25.3 Preoperative Preparation

A thorough clinical and radiographic evaluation is necessary with any patient known or suspected to have an SVM. These lesions are a cause of reversible myelopathy; therefore, a high index of suspicion for SVMs must be kept, the diagnosis exhaustively investigated, and appropriate treatment rendered. Preoperative signs and symptoms may include spinal or radicular pain and signs and symptoms of myelopathy or radiculopathy.
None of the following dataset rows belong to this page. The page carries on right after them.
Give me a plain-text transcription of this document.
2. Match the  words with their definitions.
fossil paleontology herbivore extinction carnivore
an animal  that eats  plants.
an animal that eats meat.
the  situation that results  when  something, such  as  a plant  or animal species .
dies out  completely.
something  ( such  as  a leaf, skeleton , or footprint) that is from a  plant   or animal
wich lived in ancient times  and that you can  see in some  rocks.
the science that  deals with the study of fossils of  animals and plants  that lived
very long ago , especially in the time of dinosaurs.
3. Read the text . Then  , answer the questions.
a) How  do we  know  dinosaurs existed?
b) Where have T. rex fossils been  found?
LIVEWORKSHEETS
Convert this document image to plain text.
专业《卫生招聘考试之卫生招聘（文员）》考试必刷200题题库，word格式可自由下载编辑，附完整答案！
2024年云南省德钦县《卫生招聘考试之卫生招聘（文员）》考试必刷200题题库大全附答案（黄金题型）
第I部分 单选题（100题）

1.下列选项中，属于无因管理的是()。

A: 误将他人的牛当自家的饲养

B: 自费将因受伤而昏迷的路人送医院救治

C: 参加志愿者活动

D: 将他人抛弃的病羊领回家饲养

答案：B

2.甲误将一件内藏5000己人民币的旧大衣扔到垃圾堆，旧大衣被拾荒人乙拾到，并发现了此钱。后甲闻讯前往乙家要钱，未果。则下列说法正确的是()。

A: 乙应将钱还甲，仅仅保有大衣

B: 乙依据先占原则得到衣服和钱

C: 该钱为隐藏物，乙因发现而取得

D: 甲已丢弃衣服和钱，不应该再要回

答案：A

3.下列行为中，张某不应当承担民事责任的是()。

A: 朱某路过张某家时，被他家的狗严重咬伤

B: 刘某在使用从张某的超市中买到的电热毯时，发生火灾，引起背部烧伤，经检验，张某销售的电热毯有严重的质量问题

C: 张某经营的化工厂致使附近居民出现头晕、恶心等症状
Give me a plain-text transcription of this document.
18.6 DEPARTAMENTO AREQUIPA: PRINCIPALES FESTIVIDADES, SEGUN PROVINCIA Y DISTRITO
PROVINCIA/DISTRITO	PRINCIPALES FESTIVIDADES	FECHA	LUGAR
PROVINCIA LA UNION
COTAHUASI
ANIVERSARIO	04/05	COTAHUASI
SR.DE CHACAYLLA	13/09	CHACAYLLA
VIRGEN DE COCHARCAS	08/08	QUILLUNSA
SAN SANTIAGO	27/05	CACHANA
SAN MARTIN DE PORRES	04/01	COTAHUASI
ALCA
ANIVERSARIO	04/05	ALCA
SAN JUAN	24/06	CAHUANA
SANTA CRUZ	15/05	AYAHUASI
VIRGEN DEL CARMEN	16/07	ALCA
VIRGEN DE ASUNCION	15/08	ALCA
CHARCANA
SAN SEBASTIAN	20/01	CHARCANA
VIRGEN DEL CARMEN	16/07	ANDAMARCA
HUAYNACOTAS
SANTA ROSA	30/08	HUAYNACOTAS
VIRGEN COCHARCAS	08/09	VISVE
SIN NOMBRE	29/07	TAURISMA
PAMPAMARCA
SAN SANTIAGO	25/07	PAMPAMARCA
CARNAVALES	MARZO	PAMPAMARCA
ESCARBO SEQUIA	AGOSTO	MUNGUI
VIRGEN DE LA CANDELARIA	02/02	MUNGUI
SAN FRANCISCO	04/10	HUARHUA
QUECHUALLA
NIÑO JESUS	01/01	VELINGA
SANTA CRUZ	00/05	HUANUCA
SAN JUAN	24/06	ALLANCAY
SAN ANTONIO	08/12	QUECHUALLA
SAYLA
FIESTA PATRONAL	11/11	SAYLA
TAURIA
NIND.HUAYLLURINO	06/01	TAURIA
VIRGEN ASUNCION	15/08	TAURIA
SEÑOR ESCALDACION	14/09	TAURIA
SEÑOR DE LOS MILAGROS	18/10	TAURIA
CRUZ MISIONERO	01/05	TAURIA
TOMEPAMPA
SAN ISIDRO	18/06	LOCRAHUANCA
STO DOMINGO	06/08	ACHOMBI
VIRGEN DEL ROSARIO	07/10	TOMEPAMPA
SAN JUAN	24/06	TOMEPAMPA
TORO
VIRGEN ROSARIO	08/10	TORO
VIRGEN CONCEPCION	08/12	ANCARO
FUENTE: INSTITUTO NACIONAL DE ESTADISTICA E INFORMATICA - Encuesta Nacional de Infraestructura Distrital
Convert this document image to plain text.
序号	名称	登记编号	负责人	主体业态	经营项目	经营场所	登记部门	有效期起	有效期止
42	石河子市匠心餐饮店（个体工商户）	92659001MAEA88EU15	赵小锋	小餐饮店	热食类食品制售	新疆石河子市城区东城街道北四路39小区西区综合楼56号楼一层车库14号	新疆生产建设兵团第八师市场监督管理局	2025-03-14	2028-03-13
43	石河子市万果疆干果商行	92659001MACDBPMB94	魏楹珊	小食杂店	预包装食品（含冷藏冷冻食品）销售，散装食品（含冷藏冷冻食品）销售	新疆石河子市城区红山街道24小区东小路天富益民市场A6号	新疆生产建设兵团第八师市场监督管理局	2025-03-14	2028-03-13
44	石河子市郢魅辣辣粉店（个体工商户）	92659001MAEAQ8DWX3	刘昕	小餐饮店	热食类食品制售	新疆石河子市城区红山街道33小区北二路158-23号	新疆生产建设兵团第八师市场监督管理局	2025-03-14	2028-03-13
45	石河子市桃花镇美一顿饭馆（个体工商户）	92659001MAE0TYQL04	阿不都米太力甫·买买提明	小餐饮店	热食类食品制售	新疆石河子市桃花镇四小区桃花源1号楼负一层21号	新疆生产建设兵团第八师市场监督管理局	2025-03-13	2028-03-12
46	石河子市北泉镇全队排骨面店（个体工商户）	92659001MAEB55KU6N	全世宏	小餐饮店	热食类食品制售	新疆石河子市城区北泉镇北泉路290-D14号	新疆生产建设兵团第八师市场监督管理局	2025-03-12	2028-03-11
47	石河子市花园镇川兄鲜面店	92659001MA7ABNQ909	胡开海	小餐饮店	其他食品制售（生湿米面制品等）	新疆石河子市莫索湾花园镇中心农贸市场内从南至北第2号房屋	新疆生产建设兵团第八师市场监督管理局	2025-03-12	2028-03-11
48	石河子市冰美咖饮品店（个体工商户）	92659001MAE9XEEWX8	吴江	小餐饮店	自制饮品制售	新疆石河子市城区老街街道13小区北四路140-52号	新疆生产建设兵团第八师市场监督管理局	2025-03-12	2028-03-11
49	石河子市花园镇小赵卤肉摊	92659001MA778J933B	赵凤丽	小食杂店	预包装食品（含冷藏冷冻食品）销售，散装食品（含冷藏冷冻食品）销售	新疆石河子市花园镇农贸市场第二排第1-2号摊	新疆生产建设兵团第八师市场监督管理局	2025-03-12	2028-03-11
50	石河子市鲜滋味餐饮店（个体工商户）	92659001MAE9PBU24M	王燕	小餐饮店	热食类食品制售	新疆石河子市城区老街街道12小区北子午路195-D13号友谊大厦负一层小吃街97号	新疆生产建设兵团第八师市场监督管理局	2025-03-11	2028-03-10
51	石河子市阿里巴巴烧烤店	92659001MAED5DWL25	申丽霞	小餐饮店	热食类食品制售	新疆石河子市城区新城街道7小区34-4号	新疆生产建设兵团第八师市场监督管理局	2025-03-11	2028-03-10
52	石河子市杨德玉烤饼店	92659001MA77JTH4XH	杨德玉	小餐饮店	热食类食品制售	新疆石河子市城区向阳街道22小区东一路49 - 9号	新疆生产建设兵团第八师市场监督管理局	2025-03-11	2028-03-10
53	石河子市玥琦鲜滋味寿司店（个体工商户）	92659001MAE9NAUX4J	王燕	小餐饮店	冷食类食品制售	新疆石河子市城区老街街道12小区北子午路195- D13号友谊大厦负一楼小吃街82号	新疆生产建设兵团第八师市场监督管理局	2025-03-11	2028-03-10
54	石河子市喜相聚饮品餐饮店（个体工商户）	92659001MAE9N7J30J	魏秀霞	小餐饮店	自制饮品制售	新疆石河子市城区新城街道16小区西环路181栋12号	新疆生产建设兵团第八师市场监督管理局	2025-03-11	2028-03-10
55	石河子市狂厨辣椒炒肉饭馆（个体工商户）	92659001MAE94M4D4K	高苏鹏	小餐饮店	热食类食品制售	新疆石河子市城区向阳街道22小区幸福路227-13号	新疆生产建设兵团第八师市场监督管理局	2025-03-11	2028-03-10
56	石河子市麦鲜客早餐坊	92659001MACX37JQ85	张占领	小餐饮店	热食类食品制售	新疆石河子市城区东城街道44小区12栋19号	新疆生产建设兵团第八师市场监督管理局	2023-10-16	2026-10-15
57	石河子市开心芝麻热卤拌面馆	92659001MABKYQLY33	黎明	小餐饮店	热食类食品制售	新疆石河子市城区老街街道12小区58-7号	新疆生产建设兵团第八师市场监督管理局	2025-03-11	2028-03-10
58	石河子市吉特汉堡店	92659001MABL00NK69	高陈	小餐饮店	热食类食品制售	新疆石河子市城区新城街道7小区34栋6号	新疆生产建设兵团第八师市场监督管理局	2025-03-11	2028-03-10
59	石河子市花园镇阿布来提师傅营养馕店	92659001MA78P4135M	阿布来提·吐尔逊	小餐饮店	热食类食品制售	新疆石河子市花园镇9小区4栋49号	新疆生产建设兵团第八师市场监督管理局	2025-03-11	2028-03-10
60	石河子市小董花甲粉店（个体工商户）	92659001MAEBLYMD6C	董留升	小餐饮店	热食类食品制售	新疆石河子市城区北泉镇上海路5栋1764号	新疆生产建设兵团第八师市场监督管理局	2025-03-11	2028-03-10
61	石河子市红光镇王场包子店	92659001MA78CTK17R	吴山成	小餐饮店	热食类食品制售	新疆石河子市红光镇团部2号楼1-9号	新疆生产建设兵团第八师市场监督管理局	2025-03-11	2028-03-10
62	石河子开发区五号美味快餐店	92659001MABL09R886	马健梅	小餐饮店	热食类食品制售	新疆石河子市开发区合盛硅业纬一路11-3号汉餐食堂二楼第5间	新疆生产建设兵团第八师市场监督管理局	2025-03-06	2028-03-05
The myelopathy is typically progressive but can be acute if a hemorrhage occurs. The initial diagnostic test is typically magnetic resonance imaging, which may suggest an SVM if edema is present in the spinal cord and flow voids are seen on T2-weighted imaging. Spinal magnetic resonance angiography is becoming an increasingly helpful tool, but digital subtraction angiography remains the gold standard and should be performed in all cases of known or suspected SVM. Digital subtraction angiography not only provides detailed information on the angioarchitecture of the lesion but also allows for possible treatment in the same setting.

Intraoperative neuromonitoring with somatosensory and motor evoked potentials is routinely used. Fluoroscopy is used to help localize the spinal level of the lesion. Preoperative antibiotics and dexamethasone are routinely given. Hypotension and severe hypertension are strictly avoided to ensure adequate perfusion of the spinal cord and avoid hemorrhagic complications. A microscope equipped with indocyanine green technology is optimal for intraoperative imaging.

25.4 Operative Procedure

Most lesions can be exposed from a posterior or posterolateral approach, with extension more laterally and with additional bony removal as needed depending on the lesion. Anterior approaches are occasionally required, and expertise in both the approaches and spinal reconstruction is needed. We prefer to have the exposure include one level above and below the limits of the malformation. For a posterior or posterolateral approach, the patient is positioned prone, the operative level is confirmed with fluoroscopy, and a midline incision is made ( ▶ Fig. 25.2 a). Subperiosteal dissection is performed to expose the posterior elements of the spine as widely as needed for the given lesion and planned approach. Once this exposure is obtained, we prefer to use fishhooks for retraction, because they offer good retraction and a low-profile field, allowing optimal surgical dexterity ( ▶ Fig. 25.2 b). We prefer to perform a laminoplasty rather than a laminectomy, which can be achieved by making troughs on either side of the laminae with either a high-speed drill, the foot attachment of a high-speed drill, or an ultrasonic bone instrument. The laminae are then elevated in one piece for future replacement ( ▶ Fig. 25.2 c). The laminoplasty offers the advantages of preventing thick scarring over the dura, facilitating future operations, protecting the neural elements, and reducing the development of future deformity ( ▶ Fig. 25.2 d).

Fig. 25.2 Artist’s illustration of operative procedures. (a) For posterior and posterolateral approaches, the patient is positioned prone. For cervical lesions, the head is fixed to the bed, and the patient rests on gel rolls. (b) Retraction with fishhooks offers a low-profile field. Troughs are made on either side of the laminae. As shown, the foot attachment of the high-speed drill is used. (c) The laminae are elevated in one piece to allow for future laminoplasty. (d) At the end of the procedure, the laminae are replaced using miniplates and screws. (e) Before dural opening, excellent hemostasis is essential, and a microsuction device is placed to help keep blood and cerebrospinal fluid out of the field. (f) The pial resection technique depicts an intramedullary spinal cord arteriovenous malformation, where the malformation vessels are truncated at the pial surface rather than being chased into the spinal cord parenchyma. (a,f, Reproduced with permission from Barrow Neurological Institute, Phoenix, Arizona. b–e, Reproduced with permission from Spetzler RF and Koos WT (eds). Color Atlas of Microneurosurgery Vol. 3. Intra- and Extracranial Revascularization and Intraspinal Pathology. 2nd ed. New York: Thieme; 2000.)